The 26-year-old was killed when the car he was driving north in the southbound lanes of the highway collided with a tractor-trailer south of Griffin Road shortly before midnight Sunday, according to the Florida Highway Patrol.
Ference was declared dead at the scene,
The driver of the truck and his passenger were not injured.
According to a Facebook posting on Friday, Ference, of Miami Beach, said he nearly carried out his plan for a public suicide Wednesday night but stopped when "I was overcome with such emotion that I started crying."
Ference pulled over near the entrance to the Turnpike, he wrote, "and cried non-stop for over 10 minutes."
But nothing stopped him about 11:40 p.m. Sunday.
According to the Florida Highway Patrol, Ference was driving a 2009 Hyundai Accent northbound in the southbound lanes of the turnpike when it hit the tractor-trailer being driven by Yadian Palomino-Leyva, 30, of Miami. Asleep in the back of the cab was passenger Leany Cervantes-Rodrigurez, 26, FHP Sgt. Mark Wysocky said.
Ference's Hyundai overturned and came to rest on its roof while the tractor-trailer jackknifed and hit a guardrail on the turnpike's west shoulder.
Ference, who was not wearing a seatbelt, was pronounced dead at the scene, according to Wysocky.

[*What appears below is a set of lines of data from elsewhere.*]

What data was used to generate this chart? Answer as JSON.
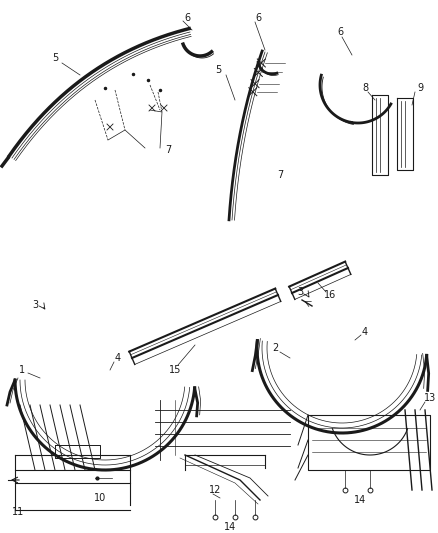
{
  "bg_color": "#ffffff",
  "line_color": "#1a1a1a",
  "label_color": "#1a1a1a",
  "label_fontsize": 7.0,
  "fig_w": 4.38,
  "fig_h": 5.33,
  "dpi": 100
}
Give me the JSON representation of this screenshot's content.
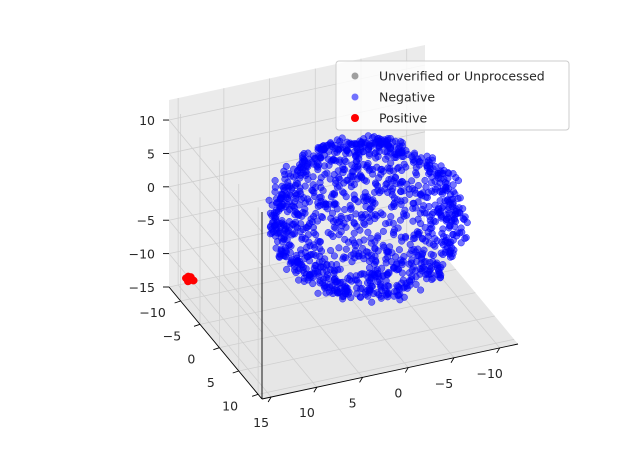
{
  "chart_data": {
    "type": "scatter",
    "projection": "3d",
    "grid": true,
    "legend_placement": "upper-right",
    "title": "",
    "xlabel": "",
    "ylabel": "",
    "zlabel": "",
    "xlim": [
      -12,
      16
    ],
    "ylim": [
      -13,
      11
    ],
    "zlim": [
      -15,
      13
    ],
    "x_ticks": [
      -10,
      -5,
      0,
      5,
      10,
      15
    ],
    "y_ticks": [
      -10,
      -5,
      0,
      5,
      10
    ],
    "z_ticks": [
      -15,
      -10,
      -5,
      0,
      5,
      10
    ],
    "series": [
      {
        "name": "Unverified or Unprocessed",
        "color": "#808080",
        "alpha": 0.75,
        "points": []
      },
      {
        "name": "Negative",
        "color": "#0000ff",
        "alpha": 0.55,
        "cluster": {
          "shape": "sphere-shell",
          "center": [
            -1,
            -2,
            -2
          ],
          "radius": 10,
          "count": 1200
        }
      },
      {
        "name": "Positive",
        "color": "#ff0000",
        "alpha": 1.0,
        "points": [
          [
            15.0,
            -10.0,
            -12.0
          ],
          [
            15.2,
            -9.8,
            -12.1
          ],
          [
            14.8,
            -10.2,
            -11.9
          ],
          [
            15.1,
            -10.1,
            -12.2
          ],
          [
            14.9,
            -9.9,
            -11.8
          ],
          [
            15.3,
            -10.3,
            -12.0
          ],
          [
            14.7,
            -9.7,
            -12.1
          ],
          [
            15.0,
            -10.4,
            -11.9
          ],
          [
            15.2,
            -10.0,
            -12.3
          ],
          [
            14.8,
            -9.6,
            -12.0
          ]
        ]
      }
    ]
  }
}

Where Ference got on the road and how long he was driving the wrong way are still being investigated, Wysocky said.
Ference recently had written about his years-long battle with depression on Facebook and Tumblr.
"I have major depression and have attempted suicide in the past," Ference wrote in a Facebook post Friday. "Sometimes life gets so overwhelming that I just want to quit."
Bracha Ference, 22, said her brother had been battling depression and had been on various medications and in therapy since the age of 16. "He definitely had been going through his ups and downs," said Bracha Ference.
Bracha Ference, who lives in New Jersey, said she received the news of her brother's death early Monday in a phone call from her mother, Tamar Ference, an assistant professor of rehabilitation medicine at the University of Miami Leonard M. Miller School of Medicine.